Prólogo



 


Prólogo


Toca, Agosto, 1997


Uma semana já havia passado desde o casamento de Gui e Fleur, e, ainda assim, o tempo não parecia ter sido suficiente para apagar os vestígios internos e externos do que havia acontecido naquela noite, nos jardins da Toca. Gina ainda se lembrava exatamente do momento em que o patrono de Kingsley Shacklebolt anunciara a morte de Rufo Scrimgeour e o perigo que esta informação trazia consigo.
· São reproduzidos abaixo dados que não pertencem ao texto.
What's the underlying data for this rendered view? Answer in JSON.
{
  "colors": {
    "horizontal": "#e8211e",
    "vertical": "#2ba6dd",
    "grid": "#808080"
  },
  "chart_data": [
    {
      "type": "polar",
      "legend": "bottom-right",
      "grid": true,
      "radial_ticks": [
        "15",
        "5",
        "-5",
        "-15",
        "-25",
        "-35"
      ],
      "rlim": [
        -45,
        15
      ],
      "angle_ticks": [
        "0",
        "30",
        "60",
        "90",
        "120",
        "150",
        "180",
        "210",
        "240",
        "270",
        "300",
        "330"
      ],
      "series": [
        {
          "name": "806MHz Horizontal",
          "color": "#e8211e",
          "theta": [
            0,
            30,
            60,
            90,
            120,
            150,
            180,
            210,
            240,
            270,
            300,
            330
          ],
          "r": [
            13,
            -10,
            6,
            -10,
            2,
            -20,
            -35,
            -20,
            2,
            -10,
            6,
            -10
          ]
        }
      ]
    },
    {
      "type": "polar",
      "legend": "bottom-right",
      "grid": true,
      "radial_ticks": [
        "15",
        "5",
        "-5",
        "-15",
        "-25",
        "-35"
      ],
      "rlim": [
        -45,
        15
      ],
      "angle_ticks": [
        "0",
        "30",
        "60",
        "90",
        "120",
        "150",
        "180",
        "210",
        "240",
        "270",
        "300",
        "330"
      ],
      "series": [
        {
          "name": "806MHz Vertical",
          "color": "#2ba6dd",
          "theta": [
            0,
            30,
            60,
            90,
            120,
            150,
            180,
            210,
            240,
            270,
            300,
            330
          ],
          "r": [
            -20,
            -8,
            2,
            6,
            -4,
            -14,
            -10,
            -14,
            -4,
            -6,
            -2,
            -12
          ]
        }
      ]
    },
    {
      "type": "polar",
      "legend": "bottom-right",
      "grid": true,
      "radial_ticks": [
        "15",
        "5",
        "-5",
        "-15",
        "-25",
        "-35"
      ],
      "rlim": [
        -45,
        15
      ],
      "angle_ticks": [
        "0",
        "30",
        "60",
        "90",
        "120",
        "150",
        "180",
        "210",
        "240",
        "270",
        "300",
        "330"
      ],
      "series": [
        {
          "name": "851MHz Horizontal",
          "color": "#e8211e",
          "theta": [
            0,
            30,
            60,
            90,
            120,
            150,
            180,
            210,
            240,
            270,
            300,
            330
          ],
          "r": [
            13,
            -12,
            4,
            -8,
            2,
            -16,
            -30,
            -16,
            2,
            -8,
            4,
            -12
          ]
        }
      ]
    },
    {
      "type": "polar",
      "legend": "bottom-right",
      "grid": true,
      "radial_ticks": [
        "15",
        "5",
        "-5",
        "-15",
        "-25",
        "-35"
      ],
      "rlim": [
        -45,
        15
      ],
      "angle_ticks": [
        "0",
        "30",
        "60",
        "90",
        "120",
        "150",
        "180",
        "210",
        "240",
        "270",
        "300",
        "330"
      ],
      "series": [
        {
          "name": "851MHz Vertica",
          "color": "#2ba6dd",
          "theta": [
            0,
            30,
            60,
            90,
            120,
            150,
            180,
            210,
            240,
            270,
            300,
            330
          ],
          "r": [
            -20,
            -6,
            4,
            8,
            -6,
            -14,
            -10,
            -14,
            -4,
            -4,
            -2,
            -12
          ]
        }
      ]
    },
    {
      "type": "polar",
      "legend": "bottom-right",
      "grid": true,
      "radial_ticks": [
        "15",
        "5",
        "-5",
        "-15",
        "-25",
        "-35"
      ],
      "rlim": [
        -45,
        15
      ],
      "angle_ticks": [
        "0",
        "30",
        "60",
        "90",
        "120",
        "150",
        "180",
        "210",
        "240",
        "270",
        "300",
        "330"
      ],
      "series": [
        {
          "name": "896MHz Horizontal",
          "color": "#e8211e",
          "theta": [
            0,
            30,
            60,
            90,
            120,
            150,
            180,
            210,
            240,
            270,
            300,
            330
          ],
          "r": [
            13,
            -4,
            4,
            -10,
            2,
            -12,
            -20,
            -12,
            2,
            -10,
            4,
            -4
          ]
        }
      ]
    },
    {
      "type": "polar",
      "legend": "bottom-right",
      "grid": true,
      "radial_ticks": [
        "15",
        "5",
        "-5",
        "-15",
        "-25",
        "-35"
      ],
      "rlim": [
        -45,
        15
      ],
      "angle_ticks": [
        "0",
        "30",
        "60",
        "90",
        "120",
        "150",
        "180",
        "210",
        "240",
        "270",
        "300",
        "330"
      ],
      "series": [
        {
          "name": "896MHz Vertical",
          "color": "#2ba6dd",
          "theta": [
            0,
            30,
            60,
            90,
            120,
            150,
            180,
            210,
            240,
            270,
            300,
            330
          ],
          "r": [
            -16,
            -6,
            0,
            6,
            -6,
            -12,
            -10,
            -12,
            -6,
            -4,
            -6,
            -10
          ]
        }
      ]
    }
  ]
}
Comensais chegando, os gritos de terror, a pressa das pessoas em sair logo dali, a correria... Nem chegara a ver o momento em que Harry, Rony e Hermione haviam desaparecido, isso atormentava a todos, e particularmente a ela. Soube logo, com a dor extrema de uma maldição imperdoável - que um comensal usara sobre ela para extrair alguma informação a respeito de Harry - o que significava ser próxima ao Menino-que-Sobreviveu, o que isso causaria a si e a sua família.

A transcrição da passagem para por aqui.